The cables, estimated to cost several thousands of dollars, were found packed in cassette shops owned by one Charles, a Nigerian who lives in the Nima neighbourhood.
Briefing DAILY GUIDE, the Nima District Police Commander, Superintendent Joseph Allotey said Charles, who is now a suspect, was said to have employed the two, Mahama Alliasu, 15 and Cynthia Aboagye, 21 to be operating the shops. They were to act as though they were selling cassettes but were secretly dealing in stolen cables.
He said though they were successful in arresting some of the cable thieves, others “are still on the run including the chief suspect, Charles and we are looking for them”.
Mr. Allotey said the Hiace car with registration number GT 5116F that Charles and his accomplices were using is currently in the custody of police, promising a thorough investigation into the case.
Major Albert Don Chebe (Rtd), Head of Corporate Communications, GT, said theft of the company's communication cables had severely affected his outfit's operations, adding that one of the cables contained 2000 small piers which are capable of serving 1000 'home phones' at the same time.
“Apart from depriving over thousand homes of phones, the theft has cost the company way above thousands of dollars,” he noted.

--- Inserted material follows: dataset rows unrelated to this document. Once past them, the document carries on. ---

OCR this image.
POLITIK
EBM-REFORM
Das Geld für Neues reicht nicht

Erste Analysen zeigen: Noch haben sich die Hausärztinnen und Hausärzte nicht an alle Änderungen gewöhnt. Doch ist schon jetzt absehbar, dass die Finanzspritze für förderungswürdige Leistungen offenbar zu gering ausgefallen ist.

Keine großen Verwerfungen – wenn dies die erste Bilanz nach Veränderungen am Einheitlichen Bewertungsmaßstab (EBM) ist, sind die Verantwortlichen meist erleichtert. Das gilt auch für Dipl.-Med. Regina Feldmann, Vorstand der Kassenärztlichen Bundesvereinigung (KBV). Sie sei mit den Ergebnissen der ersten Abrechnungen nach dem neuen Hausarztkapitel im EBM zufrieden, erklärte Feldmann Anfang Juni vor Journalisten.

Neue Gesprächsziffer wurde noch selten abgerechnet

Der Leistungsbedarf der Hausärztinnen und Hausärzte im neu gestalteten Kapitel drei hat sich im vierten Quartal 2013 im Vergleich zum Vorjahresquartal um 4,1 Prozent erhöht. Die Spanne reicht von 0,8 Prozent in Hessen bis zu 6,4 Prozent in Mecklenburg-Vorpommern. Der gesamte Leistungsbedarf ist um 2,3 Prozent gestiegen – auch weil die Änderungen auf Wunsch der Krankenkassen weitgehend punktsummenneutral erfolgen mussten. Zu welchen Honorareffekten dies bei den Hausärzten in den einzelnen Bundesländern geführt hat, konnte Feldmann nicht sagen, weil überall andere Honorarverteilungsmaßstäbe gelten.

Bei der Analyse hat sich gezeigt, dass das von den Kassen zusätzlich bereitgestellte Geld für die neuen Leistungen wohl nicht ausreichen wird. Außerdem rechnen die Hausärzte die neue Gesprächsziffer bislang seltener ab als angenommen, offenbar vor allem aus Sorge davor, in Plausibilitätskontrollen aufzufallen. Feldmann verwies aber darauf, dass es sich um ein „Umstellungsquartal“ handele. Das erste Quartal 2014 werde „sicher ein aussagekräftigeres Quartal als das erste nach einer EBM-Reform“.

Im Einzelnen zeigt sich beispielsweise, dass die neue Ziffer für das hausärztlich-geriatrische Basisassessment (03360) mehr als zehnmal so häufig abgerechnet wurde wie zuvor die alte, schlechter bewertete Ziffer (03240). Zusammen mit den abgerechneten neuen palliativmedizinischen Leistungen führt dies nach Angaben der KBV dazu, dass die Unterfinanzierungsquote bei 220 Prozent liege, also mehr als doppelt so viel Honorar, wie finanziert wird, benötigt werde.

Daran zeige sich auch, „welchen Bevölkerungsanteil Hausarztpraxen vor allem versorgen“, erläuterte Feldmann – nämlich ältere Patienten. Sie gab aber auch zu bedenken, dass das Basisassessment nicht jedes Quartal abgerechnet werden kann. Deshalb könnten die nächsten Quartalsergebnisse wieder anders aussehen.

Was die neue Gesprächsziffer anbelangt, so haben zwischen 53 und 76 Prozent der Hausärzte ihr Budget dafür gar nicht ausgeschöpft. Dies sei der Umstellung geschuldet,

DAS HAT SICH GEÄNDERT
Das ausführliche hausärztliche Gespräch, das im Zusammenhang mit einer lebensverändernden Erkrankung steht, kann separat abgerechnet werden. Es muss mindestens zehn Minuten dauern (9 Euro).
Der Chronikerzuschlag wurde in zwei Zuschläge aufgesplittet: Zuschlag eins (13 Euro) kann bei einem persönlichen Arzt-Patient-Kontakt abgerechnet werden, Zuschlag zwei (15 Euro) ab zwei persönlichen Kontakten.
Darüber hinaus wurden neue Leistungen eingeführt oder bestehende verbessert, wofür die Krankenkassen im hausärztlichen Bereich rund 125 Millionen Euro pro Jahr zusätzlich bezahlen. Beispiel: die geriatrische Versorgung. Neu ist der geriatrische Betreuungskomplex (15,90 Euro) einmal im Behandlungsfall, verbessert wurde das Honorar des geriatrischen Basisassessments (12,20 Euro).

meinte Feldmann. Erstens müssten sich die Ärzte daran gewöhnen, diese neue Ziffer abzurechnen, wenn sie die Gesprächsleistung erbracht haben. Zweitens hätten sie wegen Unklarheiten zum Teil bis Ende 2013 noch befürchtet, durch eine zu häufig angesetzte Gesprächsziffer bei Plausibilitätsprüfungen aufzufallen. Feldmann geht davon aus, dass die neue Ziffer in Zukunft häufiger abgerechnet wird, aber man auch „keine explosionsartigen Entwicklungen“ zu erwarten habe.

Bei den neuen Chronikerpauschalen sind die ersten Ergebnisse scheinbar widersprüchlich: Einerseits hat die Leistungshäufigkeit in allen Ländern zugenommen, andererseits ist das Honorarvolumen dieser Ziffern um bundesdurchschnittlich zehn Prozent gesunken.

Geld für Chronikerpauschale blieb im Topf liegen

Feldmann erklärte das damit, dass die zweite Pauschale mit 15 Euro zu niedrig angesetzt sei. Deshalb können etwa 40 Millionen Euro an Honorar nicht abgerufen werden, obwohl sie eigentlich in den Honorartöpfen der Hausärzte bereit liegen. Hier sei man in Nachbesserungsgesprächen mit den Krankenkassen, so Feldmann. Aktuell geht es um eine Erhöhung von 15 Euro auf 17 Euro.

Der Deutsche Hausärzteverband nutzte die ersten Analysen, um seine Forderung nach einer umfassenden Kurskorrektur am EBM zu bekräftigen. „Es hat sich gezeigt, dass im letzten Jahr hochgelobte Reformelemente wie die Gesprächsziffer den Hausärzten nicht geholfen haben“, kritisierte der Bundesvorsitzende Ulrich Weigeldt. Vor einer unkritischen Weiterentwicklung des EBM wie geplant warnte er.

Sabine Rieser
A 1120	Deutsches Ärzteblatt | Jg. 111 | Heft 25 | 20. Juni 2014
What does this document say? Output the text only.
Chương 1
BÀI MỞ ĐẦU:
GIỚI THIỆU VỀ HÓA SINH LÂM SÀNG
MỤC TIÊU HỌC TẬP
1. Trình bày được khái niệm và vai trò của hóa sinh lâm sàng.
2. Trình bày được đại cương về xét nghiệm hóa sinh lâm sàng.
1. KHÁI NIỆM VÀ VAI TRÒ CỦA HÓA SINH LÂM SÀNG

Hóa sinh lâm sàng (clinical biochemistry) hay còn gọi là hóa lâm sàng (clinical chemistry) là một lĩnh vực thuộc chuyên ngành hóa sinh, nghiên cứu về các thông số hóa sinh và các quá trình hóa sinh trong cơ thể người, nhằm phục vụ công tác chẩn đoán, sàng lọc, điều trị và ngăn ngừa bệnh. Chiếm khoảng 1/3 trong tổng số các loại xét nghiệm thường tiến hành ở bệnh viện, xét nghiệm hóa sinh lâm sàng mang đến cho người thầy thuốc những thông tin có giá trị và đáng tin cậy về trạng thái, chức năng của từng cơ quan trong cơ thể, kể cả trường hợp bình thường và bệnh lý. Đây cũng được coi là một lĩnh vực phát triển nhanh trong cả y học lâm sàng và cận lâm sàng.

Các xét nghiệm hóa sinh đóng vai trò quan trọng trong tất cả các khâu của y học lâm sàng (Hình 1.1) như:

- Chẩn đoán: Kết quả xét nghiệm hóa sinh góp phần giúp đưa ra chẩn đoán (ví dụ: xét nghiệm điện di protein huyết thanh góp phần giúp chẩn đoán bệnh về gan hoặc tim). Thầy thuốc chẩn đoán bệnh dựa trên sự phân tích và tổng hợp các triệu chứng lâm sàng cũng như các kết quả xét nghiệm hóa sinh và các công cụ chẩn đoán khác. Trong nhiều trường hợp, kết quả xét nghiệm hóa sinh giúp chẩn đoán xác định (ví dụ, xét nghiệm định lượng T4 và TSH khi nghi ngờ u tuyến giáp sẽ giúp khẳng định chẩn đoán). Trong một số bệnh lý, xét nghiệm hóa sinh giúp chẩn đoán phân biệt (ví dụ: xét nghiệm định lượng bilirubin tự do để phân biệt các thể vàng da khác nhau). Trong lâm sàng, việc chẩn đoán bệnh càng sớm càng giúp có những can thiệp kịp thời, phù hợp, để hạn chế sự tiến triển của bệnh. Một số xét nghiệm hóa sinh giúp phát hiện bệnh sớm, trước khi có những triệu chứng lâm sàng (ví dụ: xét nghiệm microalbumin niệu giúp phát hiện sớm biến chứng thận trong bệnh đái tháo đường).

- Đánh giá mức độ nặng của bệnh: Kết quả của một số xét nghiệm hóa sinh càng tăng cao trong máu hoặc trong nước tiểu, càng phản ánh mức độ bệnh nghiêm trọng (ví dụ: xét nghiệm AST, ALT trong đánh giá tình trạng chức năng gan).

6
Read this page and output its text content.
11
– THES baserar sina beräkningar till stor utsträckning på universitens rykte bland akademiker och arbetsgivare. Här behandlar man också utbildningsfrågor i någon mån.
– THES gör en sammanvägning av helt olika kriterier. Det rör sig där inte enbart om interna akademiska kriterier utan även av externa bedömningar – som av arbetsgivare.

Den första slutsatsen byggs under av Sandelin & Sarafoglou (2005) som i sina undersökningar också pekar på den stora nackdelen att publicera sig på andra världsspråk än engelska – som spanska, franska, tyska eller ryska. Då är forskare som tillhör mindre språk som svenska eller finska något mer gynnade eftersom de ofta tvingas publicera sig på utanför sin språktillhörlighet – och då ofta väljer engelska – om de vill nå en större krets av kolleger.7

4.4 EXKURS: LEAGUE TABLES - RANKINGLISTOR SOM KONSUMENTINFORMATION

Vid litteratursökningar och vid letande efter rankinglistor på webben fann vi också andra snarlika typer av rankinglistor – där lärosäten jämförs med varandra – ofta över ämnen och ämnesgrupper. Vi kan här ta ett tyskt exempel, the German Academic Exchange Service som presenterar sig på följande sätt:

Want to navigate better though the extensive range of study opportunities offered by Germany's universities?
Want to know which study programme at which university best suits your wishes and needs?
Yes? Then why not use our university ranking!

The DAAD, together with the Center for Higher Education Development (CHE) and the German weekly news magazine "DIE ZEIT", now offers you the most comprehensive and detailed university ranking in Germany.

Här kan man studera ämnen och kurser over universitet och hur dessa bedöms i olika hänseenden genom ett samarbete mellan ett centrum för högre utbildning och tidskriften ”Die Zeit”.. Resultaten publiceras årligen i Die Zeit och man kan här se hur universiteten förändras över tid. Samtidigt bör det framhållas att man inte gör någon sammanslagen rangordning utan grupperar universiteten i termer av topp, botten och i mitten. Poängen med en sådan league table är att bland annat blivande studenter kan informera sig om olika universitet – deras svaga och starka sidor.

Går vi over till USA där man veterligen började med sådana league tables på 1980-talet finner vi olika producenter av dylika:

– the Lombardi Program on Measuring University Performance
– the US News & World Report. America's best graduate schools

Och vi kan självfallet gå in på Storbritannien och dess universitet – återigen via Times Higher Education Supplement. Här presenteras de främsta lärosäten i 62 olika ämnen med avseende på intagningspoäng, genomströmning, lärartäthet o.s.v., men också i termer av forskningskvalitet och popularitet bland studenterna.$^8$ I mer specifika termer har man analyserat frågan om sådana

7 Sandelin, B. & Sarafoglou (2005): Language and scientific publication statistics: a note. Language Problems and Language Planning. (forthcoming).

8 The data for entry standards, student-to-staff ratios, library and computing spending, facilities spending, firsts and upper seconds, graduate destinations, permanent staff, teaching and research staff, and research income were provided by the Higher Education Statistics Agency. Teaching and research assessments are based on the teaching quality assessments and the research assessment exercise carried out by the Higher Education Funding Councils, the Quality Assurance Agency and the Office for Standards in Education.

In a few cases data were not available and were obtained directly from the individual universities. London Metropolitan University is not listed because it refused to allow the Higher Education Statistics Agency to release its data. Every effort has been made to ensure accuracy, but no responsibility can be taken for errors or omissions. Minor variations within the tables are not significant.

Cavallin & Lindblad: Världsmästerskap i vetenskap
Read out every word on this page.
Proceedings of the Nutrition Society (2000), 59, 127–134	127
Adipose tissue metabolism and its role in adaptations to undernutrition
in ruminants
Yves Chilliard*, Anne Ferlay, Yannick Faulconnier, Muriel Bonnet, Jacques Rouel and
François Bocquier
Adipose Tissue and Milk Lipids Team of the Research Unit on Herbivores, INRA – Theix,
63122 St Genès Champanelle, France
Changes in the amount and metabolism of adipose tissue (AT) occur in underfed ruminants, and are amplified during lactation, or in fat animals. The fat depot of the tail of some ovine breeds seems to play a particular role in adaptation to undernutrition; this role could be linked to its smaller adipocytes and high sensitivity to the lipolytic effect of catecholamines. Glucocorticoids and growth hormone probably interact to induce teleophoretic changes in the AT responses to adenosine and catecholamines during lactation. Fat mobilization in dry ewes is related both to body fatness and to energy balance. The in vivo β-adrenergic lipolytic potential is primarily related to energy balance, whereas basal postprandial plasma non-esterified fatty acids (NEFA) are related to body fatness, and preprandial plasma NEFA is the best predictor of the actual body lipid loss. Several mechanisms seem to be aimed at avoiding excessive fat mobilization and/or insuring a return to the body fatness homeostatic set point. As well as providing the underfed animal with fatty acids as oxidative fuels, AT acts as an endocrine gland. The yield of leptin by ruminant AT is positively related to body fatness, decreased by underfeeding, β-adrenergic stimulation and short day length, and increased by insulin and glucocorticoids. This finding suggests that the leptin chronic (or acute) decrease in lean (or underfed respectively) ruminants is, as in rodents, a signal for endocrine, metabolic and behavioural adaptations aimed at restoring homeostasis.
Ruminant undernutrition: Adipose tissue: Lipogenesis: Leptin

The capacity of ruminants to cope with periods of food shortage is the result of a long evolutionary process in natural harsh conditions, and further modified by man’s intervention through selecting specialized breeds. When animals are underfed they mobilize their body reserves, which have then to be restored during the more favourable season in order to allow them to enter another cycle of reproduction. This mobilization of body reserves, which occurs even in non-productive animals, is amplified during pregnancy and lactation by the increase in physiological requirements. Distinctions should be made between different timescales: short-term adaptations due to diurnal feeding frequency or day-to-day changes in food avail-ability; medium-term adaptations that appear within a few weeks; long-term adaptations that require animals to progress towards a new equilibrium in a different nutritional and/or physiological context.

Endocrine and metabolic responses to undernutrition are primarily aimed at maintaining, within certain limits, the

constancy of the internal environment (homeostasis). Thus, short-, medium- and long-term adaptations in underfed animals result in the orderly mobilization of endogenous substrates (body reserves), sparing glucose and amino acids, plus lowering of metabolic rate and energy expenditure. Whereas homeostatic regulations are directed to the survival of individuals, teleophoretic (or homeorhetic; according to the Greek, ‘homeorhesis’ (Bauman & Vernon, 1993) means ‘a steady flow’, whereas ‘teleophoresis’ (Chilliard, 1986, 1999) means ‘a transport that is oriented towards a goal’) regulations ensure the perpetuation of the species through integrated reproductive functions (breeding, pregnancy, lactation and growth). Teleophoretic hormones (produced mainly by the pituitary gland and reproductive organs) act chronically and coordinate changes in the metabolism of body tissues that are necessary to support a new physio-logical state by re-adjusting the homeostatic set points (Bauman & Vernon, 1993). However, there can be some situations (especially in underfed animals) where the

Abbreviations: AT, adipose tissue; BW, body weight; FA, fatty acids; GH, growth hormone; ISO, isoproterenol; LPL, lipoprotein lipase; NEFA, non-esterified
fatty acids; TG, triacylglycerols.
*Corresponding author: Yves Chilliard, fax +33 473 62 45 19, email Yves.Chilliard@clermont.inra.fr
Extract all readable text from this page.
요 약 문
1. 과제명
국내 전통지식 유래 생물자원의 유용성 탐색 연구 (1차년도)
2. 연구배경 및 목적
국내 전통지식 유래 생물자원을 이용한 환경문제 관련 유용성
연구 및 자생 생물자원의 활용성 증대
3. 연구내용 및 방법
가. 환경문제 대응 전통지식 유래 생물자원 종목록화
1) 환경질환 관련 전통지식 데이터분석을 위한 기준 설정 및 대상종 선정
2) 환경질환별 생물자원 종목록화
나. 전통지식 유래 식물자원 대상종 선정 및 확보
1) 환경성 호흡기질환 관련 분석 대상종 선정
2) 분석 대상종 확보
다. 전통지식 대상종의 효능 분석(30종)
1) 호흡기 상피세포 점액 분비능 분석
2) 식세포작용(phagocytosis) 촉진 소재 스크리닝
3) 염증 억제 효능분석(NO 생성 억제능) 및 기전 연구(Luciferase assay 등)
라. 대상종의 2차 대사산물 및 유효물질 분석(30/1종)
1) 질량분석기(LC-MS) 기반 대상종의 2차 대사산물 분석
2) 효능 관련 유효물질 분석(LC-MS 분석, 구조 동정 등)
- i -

He stressed that cable theft interrupted their operations, causing the public to perceive the company as non- performing. “This is dinting the image of the company and putting its efficiency into question, especially when businesses and homes are not able to communicate as a result.”
He noted sadly that the effect of this is “the business losing customers due to its inability to link up customers with their relatives and friends”.
“This cable is used for jewelries which cost less than the actual money that the company invested into it.”
The two claimed to be innocent, arguing that they were just employees who knew nothing about the issue.